Test-Driven Product Design

Kyle Fiedler

Our developers follow Test-Driven Development, or TDD, which is a development process where they write tests for features before writing the code to build said features. These tests outline the steps the users must take to get to their expected outcome.

When starting a new feature, the tests initially fail; one by one, developers begin to build the features that will make the tests pass. Once the tests are passing, the code gets reviewed and then merged into the codebase. Tests are then run when building new features to ensure they don’t break existing ones. This helps prevent regressions in our software and gives our developers more confidence when refactoring code.

I love the assurance the tests give me when I make design changes. It’s clear to me what I might have broken when implementing design for new features and makes sure I don’t introduce bugs into the application. I want to carry over the same calculating testing process to the design of the application as well, to make sure that the features the team is building are solving for the user’s job-to-be-done.

The process for creating design tests

We use jobs stories throughout our design and development process to help us frame and complete tasks. I’ve begun using these stories as my design tests.

Before the developers and I start the time-consuming process of building an application, I conduct design research and run a design sprint to test and validate what the team thinks will solve the users problems. This allows me to interview users and use a prototype as a talking point. When planning for the interview, I create questions around the job stories the team has created to ensure that the user is experiencing the context, motivations, and outcome that the team assume they do.

For example, let’s take this fake jobs story for the readers of this blog:

When I am reading a post on Giant Robots, I want thoughtbot to categorize posts into topics, so that I might find more relevant posts.

Here are a couple of questions I might ask based on the jobs story above:

  • How often do you read Giant Robots?
  • What kinds of posts have you read about on Giant Robots?
  • What are some of the posts that you have enjoyed reading the most?
  • What are some of the posts that you have enjoyed the least?
  • How do you go about finding content relevant to you on Giant Robots? Can you show me?

Notice these questions are about what users have already done and already liked. They are not leading questions about what they will do or will like. For more about asking the right questions, read What not to ask.

After these questions, I’ll then have them jump into a prototype and ask them to do something like:

  1. Find a post that you have read or want to read.
  2. Find similar content to that post.

Figuring out if those tests have passed or failed

I’ll place each jobs story into an assumptions test table and list out the questions and tasks that I’m going to give and what validation would look like. It’s then explicit which tests have passed and which have failed, just like the development tests.

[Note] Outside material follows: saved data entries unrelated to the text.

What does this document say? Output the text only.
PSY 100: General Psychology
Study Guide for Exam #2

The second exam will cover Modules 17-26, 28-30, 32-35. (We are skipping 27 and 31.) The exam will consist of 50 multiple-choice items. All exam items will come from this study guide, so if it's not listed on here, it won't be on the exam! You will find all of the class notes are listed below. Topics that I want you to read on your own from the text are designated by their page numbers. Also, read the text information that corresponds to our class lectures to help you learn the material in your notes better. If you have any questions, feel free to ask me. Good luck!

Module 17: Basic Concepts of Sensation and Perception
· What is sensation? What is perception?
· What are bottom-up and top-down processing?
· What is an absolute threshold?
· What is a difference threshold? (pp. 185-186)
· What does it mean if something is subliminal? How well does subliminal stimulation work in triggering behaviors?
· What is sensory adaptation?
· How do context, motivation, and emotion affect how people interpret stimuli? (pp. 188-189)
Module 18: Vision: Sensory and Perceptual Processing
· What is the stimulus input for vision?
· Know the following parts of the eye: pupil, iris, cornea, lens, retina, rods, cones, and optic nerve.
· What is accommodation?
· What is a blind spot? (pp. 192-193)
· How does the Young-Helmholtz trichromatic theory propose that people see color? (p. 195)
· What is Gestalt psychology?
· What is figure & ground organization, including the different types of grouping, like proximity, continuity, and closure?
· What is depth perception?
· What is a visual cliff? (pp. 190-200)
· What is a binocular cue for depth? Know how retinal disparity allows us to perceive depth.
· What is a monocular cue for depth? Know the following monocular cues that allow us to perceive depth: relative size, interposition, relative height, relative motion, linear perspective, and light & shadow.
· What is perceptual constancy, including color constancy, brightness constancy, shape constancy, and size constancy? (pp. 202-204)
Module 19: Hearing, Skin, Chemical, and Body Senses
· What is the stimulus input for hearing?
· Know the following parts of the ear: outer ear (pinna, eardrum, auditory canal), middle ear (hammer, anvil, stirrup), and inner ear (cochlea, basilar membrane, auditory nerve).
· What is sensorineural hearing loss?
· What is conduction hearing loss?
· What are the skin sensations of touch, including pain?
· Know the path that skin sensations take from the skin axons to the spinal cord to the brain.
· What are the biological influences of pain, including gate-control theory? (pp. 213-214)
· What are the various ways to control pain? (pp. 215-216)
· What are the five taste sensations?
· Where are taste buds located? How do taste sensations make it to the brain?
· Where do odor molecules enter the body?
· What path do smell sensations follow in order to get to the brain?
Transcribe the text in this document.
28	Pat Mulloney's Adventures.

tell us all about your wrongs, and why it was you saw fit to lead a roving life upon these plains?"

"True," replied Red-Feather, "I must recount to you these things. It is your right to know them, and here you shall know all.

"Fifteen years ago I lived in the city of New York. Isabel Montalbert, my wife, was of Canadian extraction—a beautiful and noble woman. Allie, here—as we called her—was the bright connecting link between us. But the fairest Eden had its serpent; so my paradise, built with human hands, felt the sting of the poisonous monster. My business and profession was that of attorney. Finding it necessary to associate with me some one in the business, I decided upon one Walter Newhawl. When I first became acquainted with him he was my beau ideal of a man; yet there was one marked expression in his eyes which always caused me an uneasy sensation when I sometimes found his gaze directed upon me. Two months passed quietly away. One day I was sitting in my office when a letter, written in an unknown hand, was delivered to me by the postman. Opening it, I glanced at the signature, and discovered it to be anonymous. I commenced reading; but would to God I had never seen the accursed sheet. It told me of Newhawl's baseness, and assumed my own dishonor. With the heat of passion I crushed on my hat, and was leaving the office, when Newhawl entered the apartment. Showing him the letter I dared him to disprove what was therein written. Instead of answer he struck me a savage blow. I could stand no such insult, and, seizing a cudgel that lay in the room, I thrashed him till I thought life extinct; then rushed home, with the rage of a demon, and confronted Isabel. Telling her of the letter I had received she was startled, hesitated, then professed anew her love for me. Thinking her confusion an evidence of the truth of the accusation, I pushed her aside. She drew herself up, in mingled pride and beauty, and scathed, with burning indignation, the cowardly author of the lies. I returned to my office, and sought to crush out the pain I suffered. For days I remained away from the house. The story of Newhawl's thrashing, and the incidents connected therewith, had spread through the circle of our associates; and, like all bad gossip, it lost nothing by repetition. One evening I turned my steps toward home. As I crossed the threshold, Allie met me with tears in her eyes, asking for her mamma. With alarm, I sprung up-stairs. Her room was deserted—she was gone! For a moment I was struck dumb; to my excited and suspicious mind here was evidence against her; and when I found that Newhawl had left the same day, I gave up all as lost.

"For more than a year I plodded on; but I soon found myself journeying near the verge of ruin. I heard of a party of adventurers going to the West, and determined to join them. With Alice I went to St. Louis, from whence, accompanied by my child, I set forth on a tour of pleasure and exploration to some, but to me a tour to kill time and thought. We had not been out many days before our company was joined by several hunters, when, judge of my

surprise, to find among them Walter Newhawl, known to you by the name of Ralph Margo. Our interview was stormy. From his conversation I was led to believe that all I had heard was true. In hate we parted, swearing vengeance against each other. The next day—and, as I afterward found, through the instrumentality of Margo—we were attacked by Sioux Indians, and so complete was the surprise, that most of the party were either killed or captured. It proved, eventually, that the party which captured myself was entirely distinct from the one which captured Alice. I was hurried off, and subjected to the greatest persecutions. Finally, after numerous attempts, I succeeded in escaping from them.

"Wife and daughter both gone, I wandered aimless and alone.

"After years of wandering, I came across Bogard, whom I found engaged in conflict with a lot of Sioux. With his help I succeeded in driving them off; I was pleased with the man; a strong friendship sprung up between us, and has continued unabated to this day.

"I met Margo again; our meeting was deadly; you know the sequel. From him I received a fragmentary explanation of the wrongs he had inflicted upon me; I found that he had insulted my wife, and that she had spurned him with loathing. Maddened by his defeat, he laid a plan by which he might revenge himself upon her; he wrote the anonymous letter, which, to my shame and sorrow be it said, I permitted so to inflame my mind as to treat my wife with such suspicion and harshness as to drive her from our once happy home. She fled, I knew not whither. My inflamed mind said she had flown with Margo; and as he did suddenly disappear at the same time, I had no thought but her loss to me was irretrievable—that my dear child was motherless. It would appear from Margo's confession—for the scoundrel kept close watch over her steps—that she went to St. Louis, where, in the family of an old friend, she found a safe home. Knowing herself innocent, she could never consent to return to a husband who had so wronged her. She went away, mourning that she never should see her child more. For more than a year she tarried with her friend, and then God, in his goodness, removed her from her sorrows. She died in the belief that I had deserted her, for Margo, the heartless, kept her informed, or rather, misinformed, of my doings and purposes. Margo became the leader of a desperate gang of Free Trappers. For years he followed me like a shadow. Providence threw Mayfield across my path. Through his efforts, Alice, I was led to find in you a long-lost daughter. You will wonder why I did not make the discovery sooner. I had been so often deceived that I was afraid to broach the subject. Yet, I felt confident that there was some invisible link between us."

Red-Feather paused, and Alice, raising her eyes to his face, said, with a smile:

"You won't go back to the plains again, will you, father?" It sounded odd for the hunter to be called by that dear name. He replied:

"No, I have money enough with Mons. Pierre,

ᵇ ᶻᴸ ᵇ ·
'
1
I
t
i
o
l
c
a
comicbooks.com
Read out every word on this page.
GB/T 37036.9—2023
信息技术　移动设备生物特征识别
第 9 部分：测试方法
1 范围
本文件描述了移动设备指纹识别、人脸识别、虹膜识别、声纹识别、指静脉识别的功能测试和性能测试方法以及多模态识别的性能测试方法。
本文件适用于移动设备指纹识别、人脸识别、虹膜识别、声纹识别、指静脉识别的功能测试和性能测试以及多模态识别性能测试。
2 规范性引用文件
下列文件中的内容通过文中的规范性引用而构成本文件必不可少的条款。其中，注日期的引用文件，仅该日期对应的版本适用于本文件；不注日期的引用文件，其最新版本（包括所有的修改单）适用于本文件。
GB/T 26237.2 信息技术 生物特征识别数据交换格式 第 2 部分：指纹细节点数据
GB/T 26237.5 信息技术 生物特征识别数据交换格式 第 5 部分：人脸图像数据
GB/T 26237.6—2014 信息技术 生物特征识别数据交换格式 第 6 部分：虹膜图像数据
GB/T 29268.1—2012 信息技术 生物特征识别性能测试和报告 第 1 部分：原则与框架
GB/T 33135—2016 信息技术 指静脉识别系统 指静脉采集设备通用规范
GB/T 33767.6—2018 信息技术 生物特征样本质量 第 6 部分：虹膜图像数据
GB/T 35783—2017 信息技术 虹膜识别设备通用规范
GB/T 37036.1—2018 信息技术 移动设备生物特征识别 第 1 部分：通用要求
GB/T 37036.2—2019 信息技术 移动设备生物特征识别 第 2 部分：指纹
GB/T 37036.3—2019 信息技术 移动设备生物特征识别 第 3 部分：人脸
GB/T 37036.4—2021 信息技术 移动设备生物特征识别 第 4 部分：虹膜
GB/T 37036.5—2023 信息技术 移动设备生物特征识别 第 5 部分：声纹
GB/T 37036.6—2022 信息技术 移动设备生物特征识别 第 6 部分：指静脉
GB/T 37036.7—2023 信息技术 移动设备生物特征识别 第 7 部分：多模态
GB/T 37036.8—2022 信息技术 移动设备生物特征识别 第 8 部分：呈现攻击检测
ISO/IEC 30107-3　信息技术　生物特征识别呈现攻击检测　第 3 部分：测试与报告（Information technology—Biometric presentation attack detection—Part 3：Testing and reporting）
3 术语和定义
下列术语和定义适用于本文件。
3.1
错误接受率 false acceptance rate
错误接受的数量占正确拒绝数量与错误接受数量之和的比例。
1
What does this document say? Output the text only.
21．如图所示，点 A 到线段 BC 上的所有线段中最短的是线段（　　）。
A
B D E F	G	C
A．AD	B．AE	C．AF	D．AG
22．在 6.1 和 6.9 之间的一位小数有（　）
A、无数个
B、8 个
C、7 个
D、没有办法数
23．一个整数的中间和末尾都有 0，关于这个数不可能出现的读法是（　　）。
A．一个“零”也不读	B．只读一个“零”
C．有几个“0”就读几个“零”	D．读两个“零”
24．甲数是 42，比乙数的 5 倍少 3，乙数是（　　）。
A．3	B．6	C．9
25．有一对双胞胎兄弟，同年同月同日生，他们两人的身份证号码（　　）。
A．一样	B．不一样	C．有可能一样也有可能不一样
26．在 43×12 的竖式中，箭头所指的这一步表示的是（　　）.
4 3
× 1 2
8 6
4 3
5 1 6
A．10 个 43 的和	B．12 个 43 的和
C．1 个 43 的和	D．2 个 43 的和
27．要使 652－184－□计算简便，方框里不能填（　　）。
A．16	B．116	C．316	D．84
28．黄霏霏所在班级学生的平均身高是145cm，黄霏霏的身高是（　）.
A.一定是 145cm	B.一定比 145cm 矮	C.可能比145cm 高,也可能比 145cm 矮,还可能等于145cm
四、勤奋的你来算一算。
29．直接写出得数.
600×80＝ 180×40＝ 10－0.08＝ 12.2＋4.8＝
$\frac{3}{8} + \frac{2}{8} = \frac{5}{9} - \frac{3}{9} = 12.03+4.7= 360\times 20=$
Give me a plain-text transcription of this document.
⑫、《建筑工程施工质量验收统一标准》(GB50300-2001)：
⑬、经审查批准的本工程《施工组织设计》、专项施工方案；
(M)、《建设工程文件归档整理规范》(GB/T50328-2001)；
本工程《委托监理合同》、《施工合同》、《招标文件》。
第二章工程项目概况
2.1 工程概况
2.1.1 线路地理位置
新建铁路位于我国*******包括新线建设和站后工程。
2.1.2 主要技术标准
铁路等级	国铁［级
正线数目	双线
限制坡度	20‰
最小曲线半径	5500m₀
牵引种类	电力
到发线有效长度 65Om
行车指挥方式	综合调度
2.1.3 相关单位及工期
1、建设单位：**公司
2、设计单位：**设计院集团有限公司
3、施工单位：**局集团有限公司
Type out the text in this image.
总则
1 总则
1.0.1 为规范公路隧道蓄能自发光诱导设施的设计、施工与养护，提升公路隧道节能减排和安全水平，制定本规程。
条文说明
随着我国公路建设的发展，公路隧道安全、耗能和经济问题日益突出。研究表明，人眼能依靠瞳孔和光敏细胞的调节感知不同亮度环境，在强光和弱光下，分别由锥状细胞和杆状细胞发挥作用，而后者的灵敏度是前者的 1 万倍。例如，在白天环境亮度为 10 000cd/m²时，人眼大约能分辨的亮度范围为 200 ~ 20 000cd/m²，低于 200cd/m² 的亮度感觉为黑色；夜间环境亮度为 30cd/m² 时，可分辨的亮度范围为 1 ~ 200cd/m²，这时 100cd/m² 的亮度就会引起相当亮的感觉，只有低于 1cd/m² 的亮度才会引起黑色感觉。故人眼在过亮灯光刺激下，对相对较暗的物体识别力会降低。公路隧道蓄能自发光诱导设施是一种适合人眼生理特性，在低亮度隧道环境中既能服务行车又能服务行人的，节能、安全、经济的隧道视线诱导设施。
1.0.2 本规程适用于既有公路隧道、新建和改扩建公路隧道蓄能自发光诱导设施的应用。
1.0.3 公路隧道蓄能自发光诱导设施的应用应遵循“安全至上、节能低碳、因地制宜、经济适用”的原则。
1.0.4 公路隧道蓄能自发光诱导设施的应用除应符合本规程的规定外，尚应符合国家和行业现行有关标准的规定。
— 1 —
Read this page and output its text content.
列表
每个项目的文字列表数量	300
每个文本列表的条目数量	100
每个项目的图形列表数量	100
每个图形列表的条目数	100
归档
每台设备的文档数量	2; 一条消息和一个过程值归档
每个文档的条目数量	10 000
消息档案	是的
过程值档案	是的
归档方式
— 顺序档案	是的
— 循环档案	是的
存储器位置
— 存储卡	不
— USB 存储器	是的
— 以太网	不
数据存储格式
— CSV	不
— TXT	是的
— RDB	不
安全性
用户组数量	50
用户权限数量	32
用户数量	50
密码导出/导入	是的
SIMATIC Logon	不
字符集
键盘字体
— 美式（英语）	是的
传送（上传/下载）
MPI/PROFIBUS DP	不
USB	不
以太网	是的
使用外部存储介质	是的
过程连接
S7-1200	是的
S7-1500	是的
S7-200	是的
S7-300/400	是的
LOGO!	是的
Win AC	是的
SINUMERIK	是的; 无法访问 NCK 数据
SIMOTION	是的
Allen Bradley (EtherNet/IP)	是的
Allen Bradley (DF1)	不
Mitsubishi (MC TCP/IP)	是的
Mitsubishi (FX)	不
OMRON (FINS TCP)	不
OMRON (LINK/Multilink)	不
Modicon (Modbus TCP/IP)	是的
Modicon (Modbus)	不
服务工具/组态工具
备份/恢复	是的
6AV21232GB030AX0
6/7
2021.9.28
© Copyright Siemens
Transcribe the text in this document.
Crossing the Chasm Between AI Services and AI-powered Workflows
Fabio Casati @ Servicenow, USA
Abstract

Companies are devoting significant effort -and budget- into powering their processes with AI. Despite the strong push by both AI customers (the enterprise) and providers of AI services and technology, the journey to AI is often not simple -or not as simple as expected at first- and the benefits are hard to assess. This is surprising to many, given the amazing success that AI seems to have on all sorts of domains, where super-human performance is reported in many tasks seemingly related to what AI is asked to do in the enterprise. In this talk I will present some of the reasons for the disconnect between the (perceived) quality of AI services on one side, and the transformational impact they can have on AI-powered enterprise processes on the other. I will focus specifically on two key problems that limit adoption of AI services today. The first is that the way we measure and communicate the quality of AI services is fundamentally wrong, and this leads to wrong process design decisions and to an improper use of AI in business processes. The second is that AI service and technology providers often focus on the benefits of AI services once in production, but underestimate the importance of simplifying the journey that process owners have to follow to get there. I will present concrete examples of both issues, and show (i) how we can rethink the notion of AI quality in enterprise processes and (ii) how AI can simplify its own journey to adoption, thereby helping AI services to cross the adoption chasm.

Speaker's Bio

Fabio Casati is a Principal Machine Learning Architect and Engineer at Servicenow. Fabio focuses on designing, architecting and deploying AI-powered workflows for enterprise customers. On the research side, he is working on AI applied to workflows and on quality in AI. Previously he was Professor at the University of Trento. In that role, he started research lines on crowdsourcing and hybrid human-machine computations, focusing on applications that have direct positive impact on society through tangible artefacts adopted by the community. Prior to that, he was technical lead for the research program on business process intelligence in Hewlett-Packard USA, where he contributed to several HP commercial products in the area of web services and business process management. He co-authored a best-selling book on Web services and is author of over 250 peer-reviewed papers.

Broken up jobs story (Assumption) Test Validated (Passed) if
[Context]
When I am reading a post on Giant Robots,
[Question]
How often do you read Giant Robots?
They read infrequently to frequently.
[Motivation]
I want thoughtbot to categorize posts into topics
[Question]
What kinds of posts have you read about on Giant Robots?
The posts they read are all in one or two topics.
[Question]
What are some of the posts that you have enjoyed reading the most?
The posts they like are all in one or two topics.
[Question]
What are some of the posts that you have enjoyed the least?
The posts the user doesn’t like or skip have the same kind of topics.
[Expected outcome]
so that I might find related posts.
[Question]
How do you go about finding content relevant to you on Giant Robots? Can you show me?
They currently have a convoluted way of finding relevant content on GR.
[Task]
Find similar content to that post.
User finds post tags and tag pages to get to more articles that sound interesting to them.

While they go through the prototype, I’m looking to hear about how they are trying to solve the task I’ve presented in front of them without hinting to how our team decided to solve the story.

Designing learning into the tests

By telling us about how they currently hire for a job-to-be-done, answering questions around their solutions, and using parts of the prototype, users either validate or invalidate our assumptions about their context, motivations, and expected outcome. When the user gets confused or doesn’t complete the tasks as expected, I then follow up with questions to figure out which of our assumptions on the story were wrong as well as what they should have been. It’s a combination of a jobs-to-be-done style interview with a guerrilla usability test.

After the interviews, I take another look at the job’s story on the Trello card and reword it to match what everybody on the team saw in the interview. I bring the card back into our next up column to build awareness that the product team needs to learn more about the job to continue building for it. Many parts of the jobs story get invalidated during this process too: either the team assumed the wrong context or it ends up solving a job outside of the scope of the project, which means I can archive the card all together. This saves us the time it would have taken to build it, the technical debt the code would have cost, and the lack of focus it would have brought to the product. Our product team always leave an interview having learned from it, then apply our knowledge to a new prototype or what we’re building into the application.

After the initial prototype

Once the product team has something built, I begin usability testing with the application on staging instead of a prototype, following the same process I did for the prototyped features. This is similar to our developers running their tests for old features while building new ones. I want to ensure that our initial validation was correct and that any new features we’ve built aren’t polluting our existing features.

These calculated research interviews and usability tests continue to validate that our team is building the correct set of features into the product for the user’s job-to-be-done. They act as acceptance tests that will pass or fail based on specific jobs stories that we have already written.